Ephesians 2:8–9 NKJV
For by grace you have been saved through faith, and that not of yourselves; it is the gift of God, not of works, lest anyone should boast.
Acts 16:31 NKJV
So they said, “Believe on the Lord Jesus Christ, and you will be saved, you and your household.”
Once you have turned to Christ and trusted in him for salvation, God pours out his grace into your life without reservation. He not only releases you from the guilt of your sin, he also provides you with the ability to do what you should do now that you are his child.
Ephesians 2:10 NKJV
For we are His workmanship, created in Christ Jesus for good works, which God prepared beforehand that we should walk in them.

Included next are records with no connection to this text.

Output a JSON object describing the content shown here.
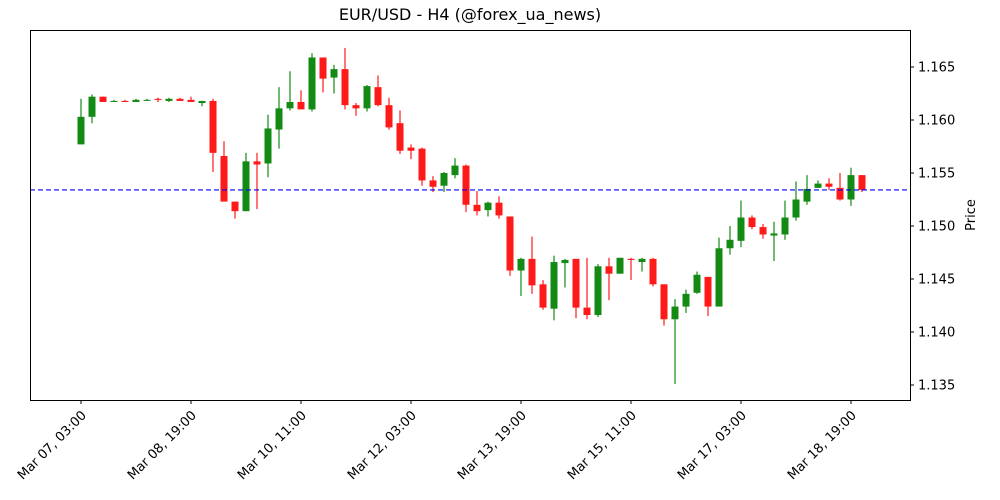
{
  "chart_data": {
    "type": "candlestick",
    "title": "EUR/USD - H4 (@forex_ua_news)",
    "xlabel": "",
    "ylabel": "Price",
    "ylim": [
      1.1335,
      1.1684
    ],
    "grid": false,
    "y_ticks": [
      1.135,
      1.14,
      1.145,
      1.15,
      1.155,
      1.16,
      1.165
    ],
    "y_tick_labels": [
      "1.135",
      "1.140",
      "1.145",
      "1.150",
      "1.155",
      "1.160",
      "1.165"
    ],
    "x_ticks": [
      {
        "index": 0,
        "label": "Mar 07, 03:00"
      },
      {
        "index": 10,
        "label": "Mar 08, 19:00"
      },
      {
        "index": 20,
        "label": "Mar 10, 11:00"
      },
      {
        "index": 30,
        "label": "Mar 12, 03:00"
      },
      {
        "index": 40,
        "label": "Mar 13, 19:00"
      },
      {
        "index": 50,
        "label": "Mar 15, 11:00"
      },
      {
        "index": 60,
        "label": "Mar 17, 03:00"
      },
      {
        "index": 70,
        "label": "Mar 18, 19:00"
      }
    ],
    "reference_line": {
      "value": 1.1534,
      "style": "dashed",
      "color": "#0000ff"
    },
    "colors": {
      "up": "#138a13",
      "down": "#ff1a1a"
    },
    "candles": [
      {
        "o": 1.1577,
        "h": 1.162,
        "l": 1.1577,
        "c": 1.1603
      },
      {
        "o": 1.1603,
        "h": 1.1624,
        "l": 1.1597,
        "c": 1.1622
      },
      {
        "o": 1.1622,
        "h": 1.1622,
        "l": 1.1617,
        "c": 1.1617
      },
      {
        "o": 1.1617,
        "h": 1.1619,
        "l": 1.1617,
        "c": 1.1618
      },
      {
        "o": 1.1618,
        "h": 1.1619,
        "l": 1.1617,
        "c": 1.1617
      },
      {
        "o": 1.1617,
        "h": 1.162,
        "l": 1.1617,
        "c": 1.1619
      },
      {
        "o": 1.1619,
        "h": 1.162,
        "l": 1.1618,
        "c": 1.1619
      },
      {
        "o": 1.162,
        "h": 1.1621,
        "l": 1.1617,
        "c": 1.1619
      },
      {
        "o": 1.1618,
        "h": 1.1621,
        "l": 1.1617,
        "c": 1.162
      },
      {
        "o": 1.162,
        "h": 1.1621,
        "l": 1.1618,
        "c": 1.1618
      },
      {
        "o": 1.1619,
        "h": 1.1622,
        "l": 1.1617,
        "c": 1.1617
      },
      {
        "o": 1.1616,
        "h": 1.1618,
        "l": 1.1613,
        "c": 1.1618
      },
      {
        "o": 1.1618,
        "h": 1.162,
        "l": 1.1551,
        "c": 1.1569
      },
      {
        "o": 1.1566,
        "h": 1.158,
        "l": 1.1535,
        "c": 1.1523
      },
      {
        "o": 1.1523,
        "h": 1.1523,
        "l": 1.1507,
        "c": 1.1514
      },
      {
        "o": 1.1514,
        "h": 1.1569,
        "l": 1.1514,
        "c": 1.1561
      },
      {
        "o": 1.1561,
        "h": 1.1569,
        "l": 1.1516,
        "c": 1.1558
      },
      {
        "o": 1.1559,
        "h": 1.1605,
        "l": 1.1546,
        "c": 1.1592
      },
      {
        "o": 1.1591,
        "h": 1.1631,
        "l": 1.1573,
        "c": 1.1611
      },
      {
        "o": 1.1611,
        "h": 1.1646,
        "l": 1.1609,
        "c": 1.1617
      },
      {
        "o": 1.1617,
        "h": 1.1628,
        "l": 1.161,
        "c": 1.161
      },
      {
        "o": 1.161,
        "h": 1.1663,
        "l": 1.1608,
        "c": 1.1659
      },
      {
        "o": 1.1659,
        "h": 1.1659,
        "l": 1.1626,
        "c": 1.1639
      },
      {
        "o": 1.164,
        "h": 1.1652,
        "l": 1.1625,
        "c": 1.1648
      },
      {
        "o": 1.1648,
        "h": 1.1668,
        "l": 1.161,
        "c": 1.1614
      },
      {
        "o": 1.1614,
        "h": 1.1616,
        "l": 1.1604,
        "c": 1.1611
      },
      {
        "o": 1.1611,
        "h": 1.1633,
        "l": 1.1608,
        "c": 1.1632
      },
      {
        "o": 1.1631,
        "h": 1.1642,
        "l": 1.1613,
        "c": 1.1614
      },
      {
        "o": 1.1614,
        "h": 1.1621,
        "l": 1.1591,
        "c": 1.1593
      },
      {
        "o": 1.1597,
        "h": 1.1609,
        "l": 1.1568,
        "c": 1.1571
      },
      {
        "o": 1.1574,
        "h": 1.1577,
        "l": 1.1563,
        "c": 1.1571
      },
      {
        "o": 1.1573,
        "h": 1.1574,
        "l": 1.1538,
        "c": 1.1543
      },
      {
        "o": 1.1543,
        "h": 1.1547,
        "l": 1.1532,
        "c": 1.1537
      },
      {
        "o": 1.1538,
        "h": 1.1551,
        "l": 1.1532,
        "c": 1.155
      },
      {
        "o": 1.1548,
        "h": 1.1564,
        "l": 1.1545,
        "c": 1.1557
      },
      {
        "o": 1.1557,
        "h": 1.1558,
        "l": 1.1513,
        "c": 1.152
      },
      {
        "o": 1.152,
        "h": 1.1533,
        "l": 1.151,
        "c": 1.1514
      },
      {
        "o": 1.1515,
        "h": 1.1523,
        "l": 1.1509,
        "c": 1.1522
      },
      {
        "o": 1.1522,
        "h": 1.1528,
        "l": 1.1507,
        "c": 1.151
      },
      {
        "o": 1.1509,
        "h": 1.1509,
        "l": 1.1453,
        "c": 1.1458
      },
      {
        "o": 1.1458,
        "h": 1.147,
        "l": 1.1434,
        "c": 1.1469
      },
      {
        "o": 1.1469,
        "h": 1.149,
        "l": 1.1436,
        "c": 1.1444
      },
      {
        "o": 1.1445,
        "h": 1.1449,
        "l": 1.1421,
        "c": 1.1423
      },
      {
        "o": 1.1422,
        "h": 1.1472,
        "l": 1.1411,
        "c": 1.1466
      },
      {
        "o": 1.1465,
        "h": 1.1469,
        "l": 1.1442,
        "c": 1.1468
      },
      {
        "o": 1.1469,
        "h": 1.1469,
        "l": 1.1413,
        "c": 1.1423
      },
      {
        "o": 1.1423,
        "h": 1.147,
        "l": 1.1412,
        "c": 1.1416
      },
      {
        "o": 1.1416,
        "h": 1.1464,
        "l": 1.1414,
        "c": 1.1462
      },
      {
        "o": 1.1462,
        "h": 1.147,
        "l": 1.143,
        "c": 1.1455
      },
      {
        "o": 1.1455,
        "h": 1.147,
        "l": 1.1455,
        "c": 1.147
      },
      {
        "o": 1.1469,
        "h": 1.147,
        "l": 1.1449,
        "c": 1.1468
      },
      {
        "o": 1.1466,
        "h": 1.147,
        "l": 1.1457,
        "c": 1.1469
      },
      {
        "o": 1.1469,
        "h": 1.147,
        "l": 1.1443,
        "c": 1.1445
      },
      {
        "o": 1.1445,
        "h": 1.1445,
        "l": 1.1406,
        "c": 1.1412
      },
      {
        "o": 1.1412,
        "h": 1.1431,
        "l": 1.1351,
        "c": 1.1424
      },
      {
        "o": 1.1424,
        "h": 1.144,
        "l": 1.1418,
        "c": 1.1436
      },
      {
        "o": 1.1437,
        "h": 1.1457,
        "l": 1.1436,
        "c": 1.1454
      },
      {
        "o": 1.1452,
        "h": 1.1452,
        "l": 1.1415,
        "c": 1.1424
      },
      {
        "o": 1.1424,
        "h": 1.1489,
        "l": 1.1424,
        "c": 1.1479
      },
      {
        "o": 1.1479,
        "h": 1.15,
        "l": 1.1473,
        "c": 1.1487
      },
      {
        "o": 1.1486,
        "h": 1.1524,
        "l": 1.148,
        "c": 1.1508
      },
      {
        "o": 1.1508,
        "h": 1.151,
        "l": 1.1497,
        "c": 1.1499
      },
      {
        "o": 1.1499,
        "h": 1.1502,
        "l": 1.1488,
        "c": 1.1492
      },
      {
        "o": 1.1491,
        "h": 1.1504,
        "l": 1.1467,
        "c": 1.1493
      },
      {
        "o": 1.1492,
        "h": 1.1524,
        "l": 1.1487,
        "c": 1.1508
      },
      {
        "o": 1.1508,
        "h": 1.1542,
        "l": 1.1505,
        "c": 1.1525
      },
      {
        "o": 1.1523,
        "h": 1.1548,
        "l": 1.152,
        "c": 1.1535
      },
      {
        "o": 1.1536,
        "h": 1.1543,
        "l": 1.1536,
        "c": 1.154
      },
      {
        "o": 1.154,
        "h": 1.1545,
        "l": 1.1534,
        "c": 1.1537
      },
      {
        "o": 1.1536,
        "h": 1.155,
        "l": 1.1524,
        "c": 1.1525
      },
      {
        "o": 1.1525,
        "h": 1.1555,
        "l": 1.1519,
        "c": 1.1548
      },
      {
        "o": 1.1548,
        "h": 1.1548,
        "l": 1.1532,
        "c": 1.1534
      }
    ]
  }
}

Knowing this, we should actively, deliberately, and regularly make choices to be what we should be and do what we should do. This requires prayer for ability, strength, and wisdom for sure, but it also requires actual personal discipline and effort.
If you say, “I’ve asked God to help me use my home more for church fellowship and gospel outreach, but he hasn’t given me the courage to do that yet,” then I’d suggest that you haven’t made the tough choice to cancel other obligations that make you too busy and to simply invite people over and do it!
If you say, “I prayed for God to help me make better friends but he hasn’t helped me with that yet,” then I’d suggest that you haven’t made the tough choice to break off wrong relationships and find and make better ones yourself! If you would make those kind of choices, then you would experience God’s grace.
If you say, “I’ve asked God to help me overcome my repeated giving in to misguided emotions and desires but he hasn’t done that yet,” then I’d suggest that you haven’t made the tough choices to say “no,” replace those choices with newer, better ones, get pastoral or even professional help in some cases to address unique challenges you may face, and memorize and meditate upon what Scripture say about your particular struggles. Not all addictions, bad habits, or mood swings are equal but God’s grace is available for whatever you face.
What steps do you need to take to access God’s grace today for these qualities that grace supplies?